Asian Countries Investments in Africa
Over the past two decades, there has been a significant increase in Asian investment in Africa. This trend can be attributed to several factors, including the rapid economic growth experienced by many Asian countries, the availability of natural resources in Africa, and the desire to access new markets and diversify investment portfolios.
China has been one of the most prominent Asian investors in Africa. Through its Belt and Road Initiative (BRI), China has been actively involved in infrastructure development projects across the continent. These projects include the construction of ports, railways, roads, and power plants. China’s investments in Africa have also focused on sectors such as mining, manufacturing, agriculture, and telecommunications.

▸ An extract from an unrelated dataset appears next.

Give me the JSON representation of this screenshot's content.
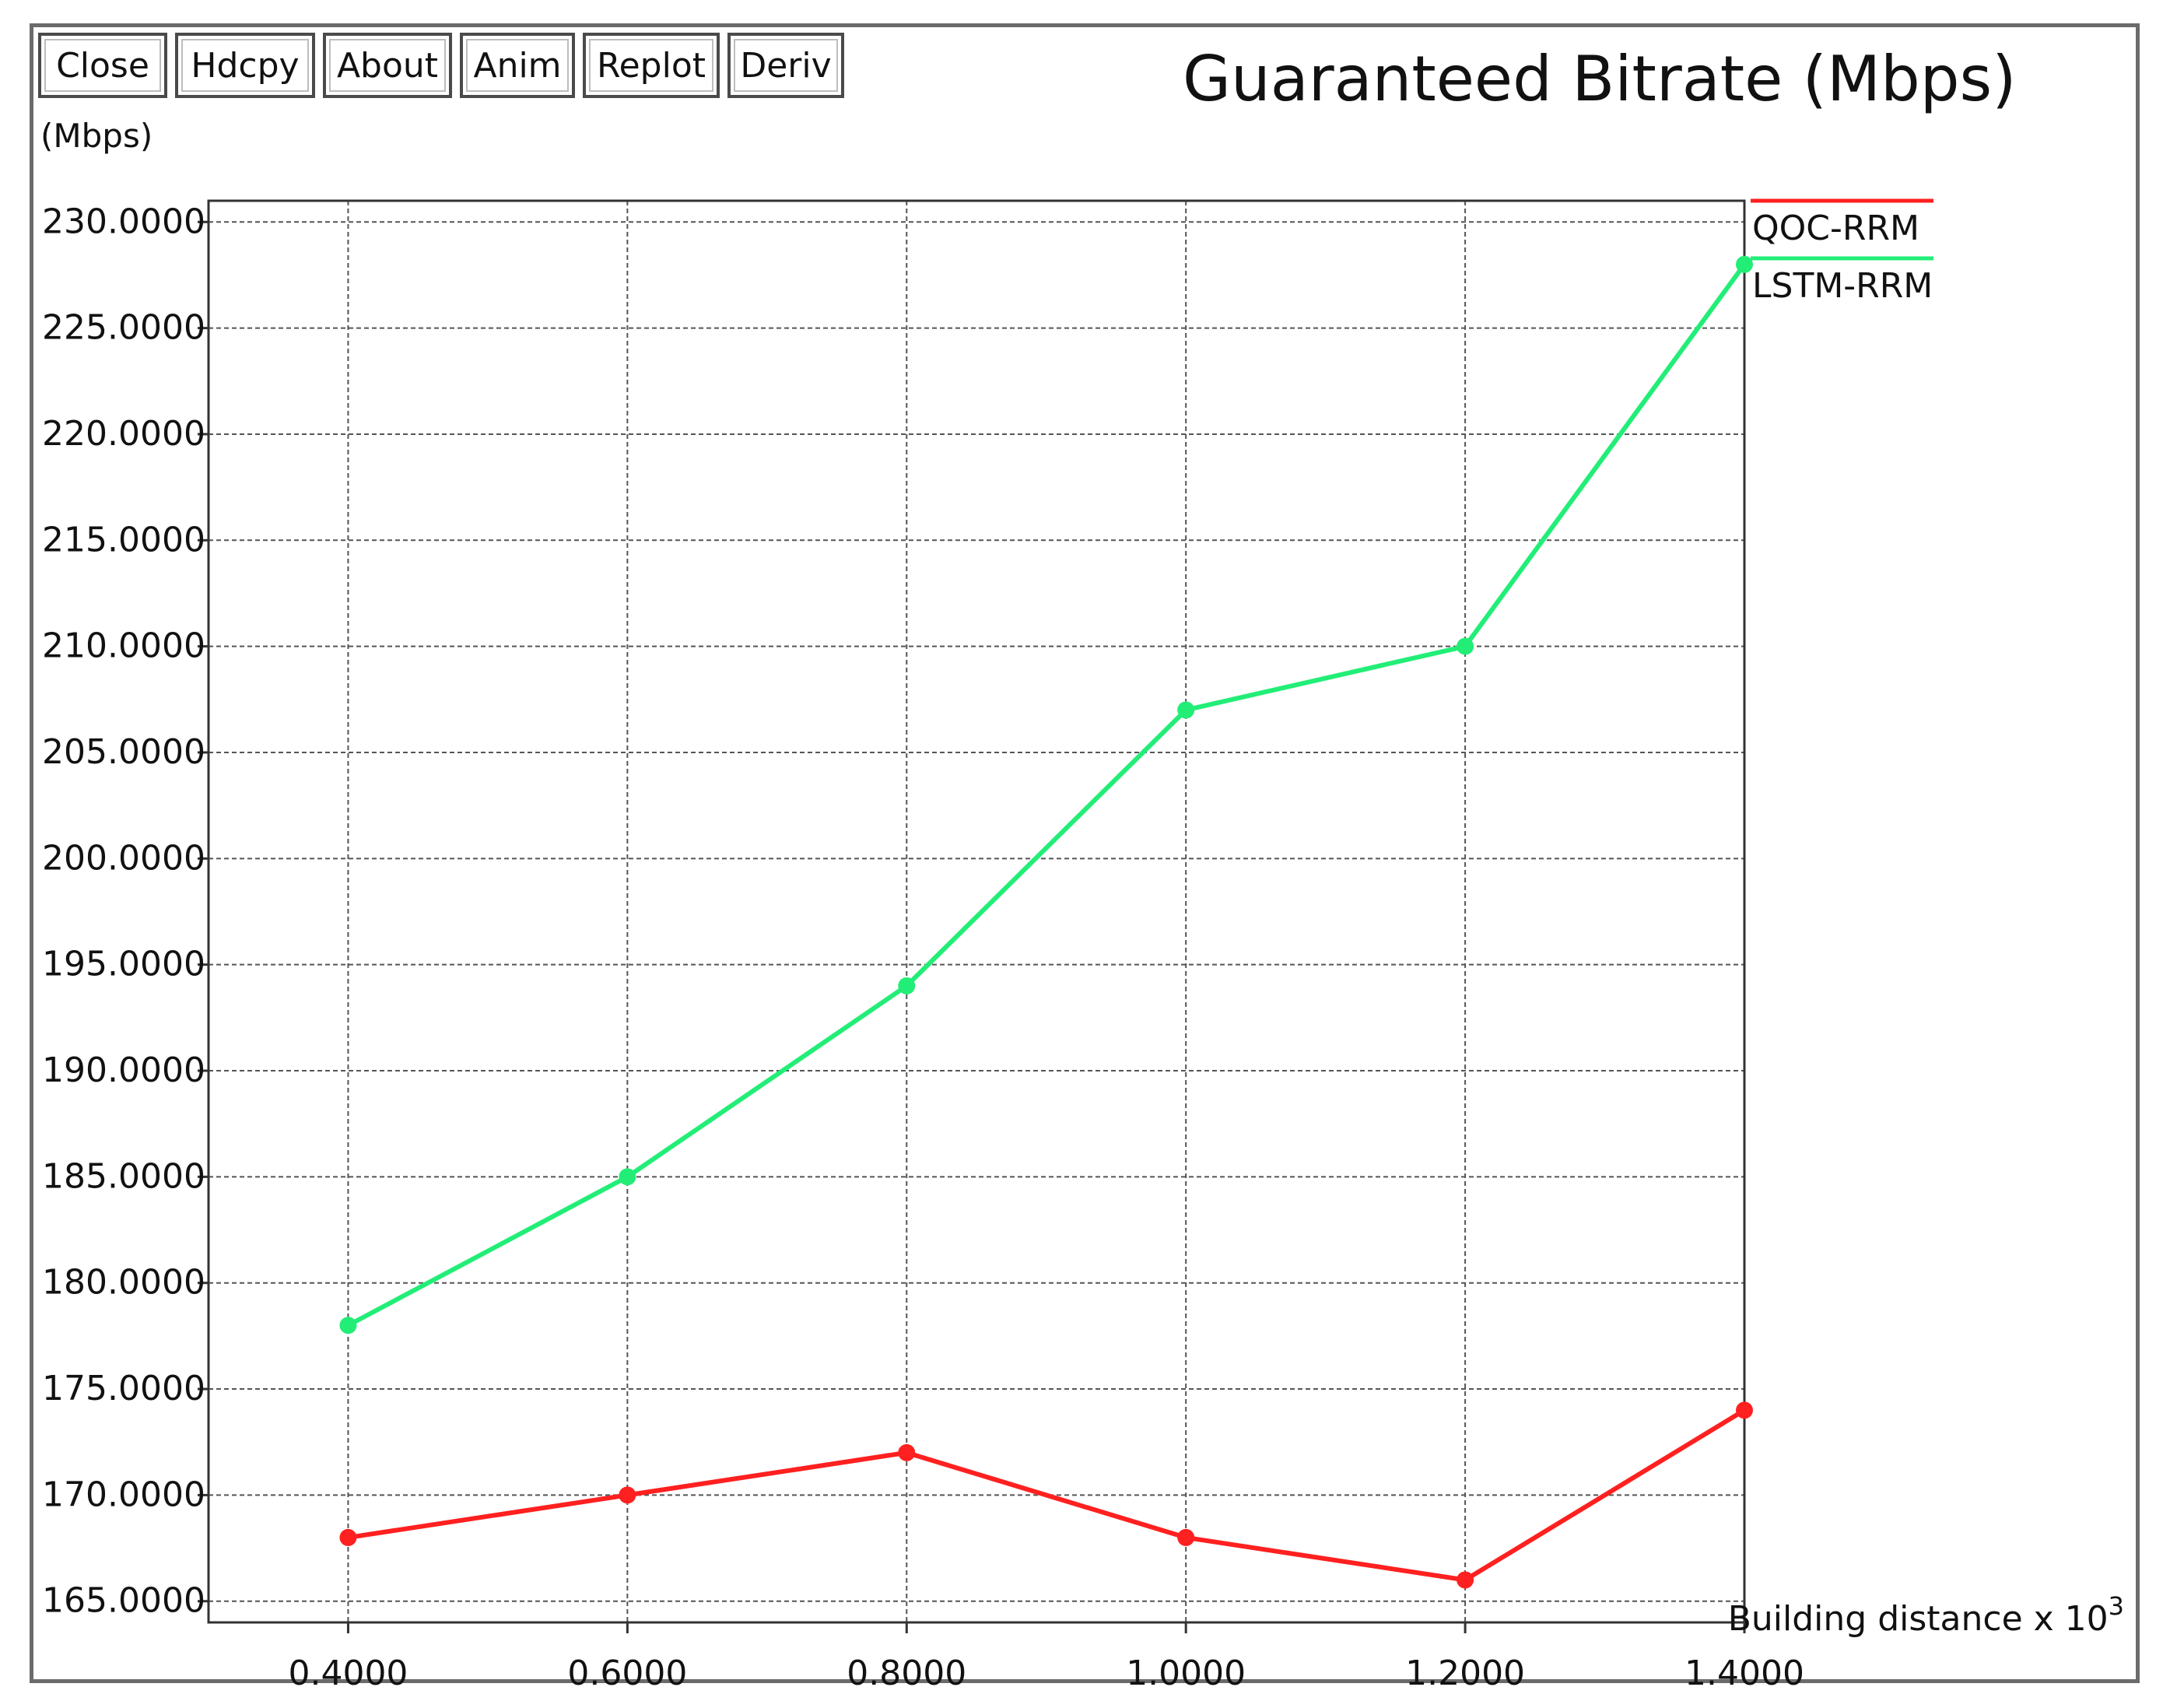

India is another Asian country that has increased its investment in Africa. Indian companies have been particularly active in sectors such as pharmaceuticals, information technology, telecommunications, and agriculture. The Indian government has also provided financial assistance to African countries through lines of credit and grants.
The report stated that other Asian countries, including Japan, South Korea, and Singapore, have also shown interest in investing in Africa. Japanese companies have been involved in infrastructure projects, particularly in the energy sector. South Korean companies have invested in sectors such as construction, manufacturing, and technology. Singaporean companies have focused on sectors such as finance, logistics, and real estate.